Sure, the first fish who took it a little too far must’ve died flopping on dry land.  But there is nonetheless hope for each of us within a miraculous gestalt, a great and grand holistic process of which each of us is a part.

This great and grand process is about more than fish becoming amphibians becoming reptiles becoming mammals becoming humans.  It encompasses matter we normally consider inert and “non-living.”  Water and minerals, the so-called “primordial soup” of a billion years ago, produces monomers which become organic polymers which become amino acids which become microorganisms which become tiny creatures which become fish, and so on.   Matter has desire also.  It wants to live.

Matter wants to live not just as biological life but as cosmological life.  The dust of the universe wants to coagulate to form planets, and planets with enough mass want to become stars so they can illuminate other planets and enable.  Silicon wants to become chips, and chips want to produce artificial intelligence.

Everything in the universe wants to evolve, to become, to shine.

I’m definitely going to be reading Chardin’s “The Phenomenon of Man.” It’s next on my reading list.

Imagine my surprise to discover the work of French Jesuit priest Pierre Teilhard de Chardin.  Chardin was a student of evolution and a paleontologist who was involved in the discovery of both the Piltdown Man hoax and the game changing Peking Man.   He also had some very interesting notions about the evolution of the universe, ideas that closely mirror the cascading realizations I’ve had over the last year or two, the ones I’ve expressed above.

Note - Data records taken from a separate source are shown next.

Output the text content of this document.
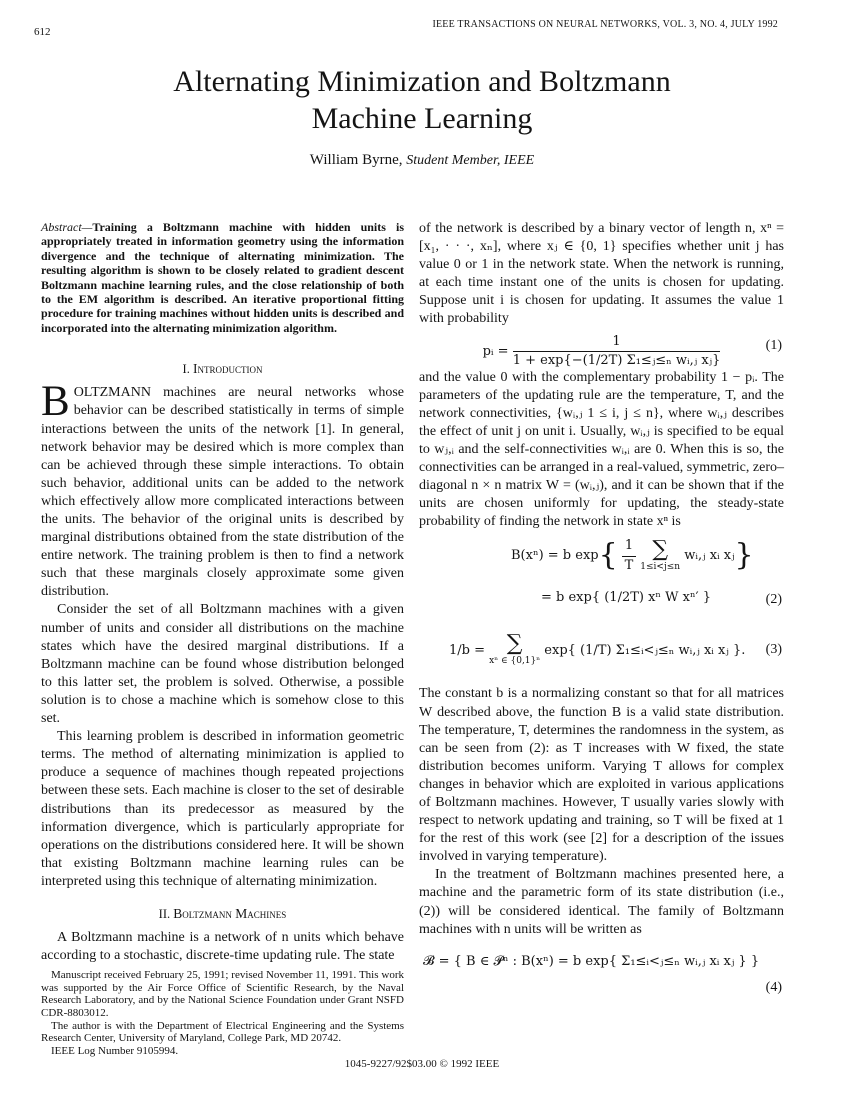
612
IEEE TRANSACTIONS ON NEURAL NETWORKS, VOL. 3, NO. 4, JULY 1992
Alternating Minimization and Boltzmann
Machine Learning
William Byrne, Student Member, IEEE

Abstract—Training a Boltzmann machine with hidden units is appropriately treated in information geometry using the information divergence and the technique of alternating minimization. The resulting algorithm is shown to be closely related to gradient descent Boltzmann machine learning rules, and the close relationship of both to the EM algorithm is described. An iterative proportional fitting procedure for training machines without hidden units is described and incorporated into the alternating minimization algorithm.

I. Introduction

BOLTZMANN machines are neural networks whose behavior can be described statistically in terms of simple interactions between the units of the network [1]. In general, network behavior may be desired which is more complex than can be achieved through these simple interactions. To obtain such behavior, additional units can be added to the network which effectively allow more complicated interactions between the units. The behavior of the original units is described by marginal distributions obtained from the state distribution of the entire network. The training problem is then to find a network such that these marginals closely approximate some given distribution.

Consider the set of all Boltzmann machines with a given number of units and consider all distributions on the machine states which have the desired marginal distributions. If a Boltzmann machine can be found whose distribution belonged to this latter set, the problem is solved. Otherwise, a possible solution is to chose a machine which is somehow close to this set.

This learning problem is described in information geometric terms. The method of alternating minimization is applied to produce a sequence of machines though repeated projections between these sets. Each machine is closer to the set of desirable distributions than its predecessor as measured by the information divergence, which is particularly appropriate for operations on the distributions considered here. It will be shown that existing Boltzmann machine learning rules can be interpreted using this technique of alternating minimization.

II. Boltzmann Machines

A Boltzmann machine is a network of n units which behave according to a stochastic, discrete-time updating rule. The state

Manuscript received February 25, 1991; revised November 11, 1991. This work was supported by the Air Force Office of Scientific Research, by the Naval Research Laboratory, and by the National Science Foundation under Grant NSFD CDR-8803012.

The author is with the Department of Electrical Engineering and the Systems Research Center, University of Maryland, College Park, MD 20742.

IEEE Log Number 9105994.

of the network is described by a binary vector of length n, xⁿ = [x₁, · · ·, xₙ], where xⱼ ∈ {0, 1} specifies whether unit j has value 0 or 1 in the network state. When the network is running, at each time instant one of the units is chosen for updating. Suppose unit i is chosen for updating. It assumes the value 1 with probability

pᵢ = $\frac{1}{\text{1 + exp\{−(1/2T) Σ₁≤ⱼ≤ₙ wᵢ,ⱼ xⱼ\}}}$	(1)

and the value 0 with the complementary probability 1 − pᵢ. The parameters of the updating rule are the temperature, T, and the network connectivities, {wᵢ,ⱼ 1 ≤ i, j ≤ n}, where wᵢ,ⱼ describes the effect of unit j on unit i. Usually, wᵢ,ⱼ is specified to be equal to wⱼ,ᵢ and the self-connectivities wᵢ,ᵢ are 0. When this is so, the connectivities can be arranged in a real-valued, symmetric, zero–diagonal n × n matrix W = (wᵢ,ⱼ), and it can be shown that if the units are chosen uniformly for updating, the steady-state probability of finding the network in state xⁿ is

B(xⁿ) = b $\exp\{ \frac{1}{T}$
∑
1≤i<j≤n
wᵢ,ⱼ xᵢ xⱼ}
= b exp{ (1/2T) xⁿ W xⁿ′ }	(2)
1/b = ∑
xⁿ ∈ {0,1}ⁿ
exp{ (1/T) Σ₁≤ᵢ<ⱼ≤ₙ wᵢ,ⱼ xᵢ xⱼ }.	(3)

The constant b is a normalizing constant so that for all matrices W described above, the function B is a valid state distribution. The temperature, T, determines the randomness in the system, as can be seen from (2): as T increases with W fixed, the state distribution becomes uniform. Varying T allows for complex changes in behavior which are exploited in various applications of Boltzmann machines. However, T usually varies slowly with respect to network updating and training, so T will be fixed at 1 for the rest of this work (see [2] for a description of the issues involved in varying temperature).

In the treatment of Boltzmann machines presented here, a machine and the parametric form of its state distribution (i.e., (2)) will be considered identical. The family of Boltzmann machines with n units will be written as

𝓑 = { B ∈ 𝓟ⁿ : B(xⁿ) = b exp{ Σ₁≤ᵢ<ⱼ≤ₙ wᵢ,ⱼ xᵢ xⱼ } }
(4)
1045-9227/92$03.00 © 1992 IEEE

Not at all surprisingly, many of Chardin’s writings were suppressed by the Catholic Church and were not published until after his death.  He calls his view the “Law of Complexity-Consciousness” and refers to the ultimate destination of the universe as the “Omega Point,” an idea that one could and should compare and contrast to Kurzweil’s “Singularity”.  Even more amazing, Chardin’s model is not all at odds with the Qabalistic model I’ve discussed before.

Humanity needs to realize this stuff, and realize it quickly, or else we are all going to go extinct on this little blue ball.  All of the work that went into this evolutionary journey over the last 4.5 billion years — the work of dust becoming planets and suns, the work of mineral water soup becoming proteins which became microorganisms, tiny critters, fish, reptiles, birds, and people —  will be wasted.

So many wonderful and miraculous ancestors worked so hard to get us here, and there is so much potential left in us, in this world, in all its inhabitants animal, vegetable and mineral.

How can we permit failure in carrying forward this torch?